Rather than risk his only fit centre-forward to burnout, the manager stuck to his semi-final guns, selecting the same XI that did for RB Leipzig last time around. That meant Joe Aribo leading the line, flanked by Ryan Kent and Scott Wright.

The decision did nothing to dampen the spirit of the Rangers fans who had been gathering inside this stadium, packing themselves into its every nook and cranny since late afternoon.

The atmosphere they whipped up reached fever pitch for the warm-up. By kick-off time the noise was coming up through its foundations.

Soon all the volume was coming from the Eintracht end and, amid the din, Rangers looked a little startled by the enormity
of the occasion.

Sloppy in possession, loose with their passing and slow to get started all over the pitch, they allowed Frankfurt to get on the front foot.

As the tension mounted, so did the activity inside Allan McGregor’s box.

The 40-year-old keeper clutched one shot from Djibril Sow then finger-tipped another from Ansgar Knauff around the base of his left-hand post.

In fact, the first half-hour was a test of Rangers’ endurance and McGregor’s resolve. But as half-time loomed, it did feel as
if van Bronckhorst’s side were finally getting some sort of foothold in this final and, for the first time, advancing deeper into Frankfurt territory.

Even so, Kent was being double bagged by defenders every time the ball came down his left flank.

Still, John Lundstram had a lopping header touched over the top as the pressure mounted and collectively the Rangers support began to find their voice.

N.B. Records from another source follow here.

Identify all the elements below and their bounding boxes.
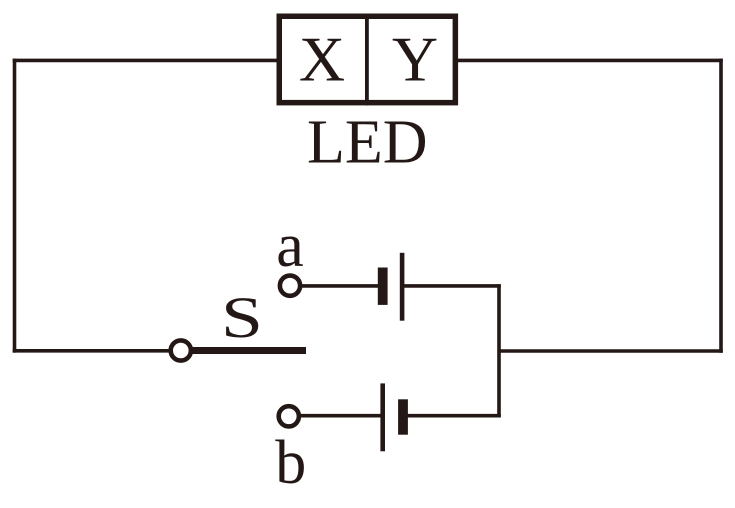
wire: top-right horizontal from LED box to right rail [456,59,723,63]
LED box outline [279,16,455,102]
svg-text:Y: Y [392,24,438,95]
wire: contact b to battery G2 [300,414,383,418]
wire: battery G1 to junction [403,284,501,288]
wire: middle horizontal from battery junction to right rail [499,349,723,353]
battery G1 positive plate (long thin bar) [400,253,405,321]
label S (switch) [221,285,263,350]
svg-text:X: X [299,24,345,95]
switch contact b terminal circle [279,406,299,426]
LED box divider between X and Y [365,14,369,106]
svg-text:LED: LED [307,109,428,177]
svg-text:b: b [275,429,306,497]
wire: left vertical rail [13,59,17,353]
switch S blade (open, horizontal) [191,347,306,354]
wire: bottom-left horizontal to switch pivot [13,349,172,353]
battery G2 positive plate (long thin bar) [380,383,385,451]
wire: junction vertical joining both battery branches [497,284,501,417]
battery G1 negative plate (short thick bar) [378,268,388,305]
wire: battery G2 to junction [404,414,501,418]
switch contact a terminal circle [280,276,300,296]
wire: right vertical rail [719,59,723,353]
battery G2 negative plate (short thick bar) [398,399,408,434]
svg-text:a: a [276,212,304,280]
switch S pivot terminal circle [171,340,191,360]
svg-text:S: S [221,285,263,350]
wire: top-left horizontal from left rail to LED box [13,59,279,63]
wire: contact a to battery G1 [300,284,379,288]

Already, though, this was shaping up to be a long and utterly exhausting night – emotionally as well as physically.

Rangers were being forced to go back to the well but by half-time it was van Bronckhorst’s job to establish how much was left at the bottom of it.

He chose to stick rather than twist and turn to his bench.

But the second half began in much the same way as the first had, Rangers avoiding catastrophe when Connor Goldson got away with late contact on Rafael Santos Borre inside the box.

Then the moment arrived, almost completely out of the blue, when Goldson won a towering header, Brazilian defender Tuta slipped as he turned to chase it down and Aribo raced clear to slide home.

But this rollercoaster was never going to end in such a straightforward fashion. And so, when the Germans levelled with 20 minutes to spare through Borre’s smart finish, Rangers were back tiptoeing along the brink.

Van Bronckhorst reacted by sending for the experience of Steven Davis and the searing
pace of Fashion Sakala.

Deep breaths all round the order of the day as this contest hurtled into extra-time and on to a shoot-out.

Of course it did.

James Tavernier, Davis, Scott Arfield and Roofe hit the back of the Eintracht net.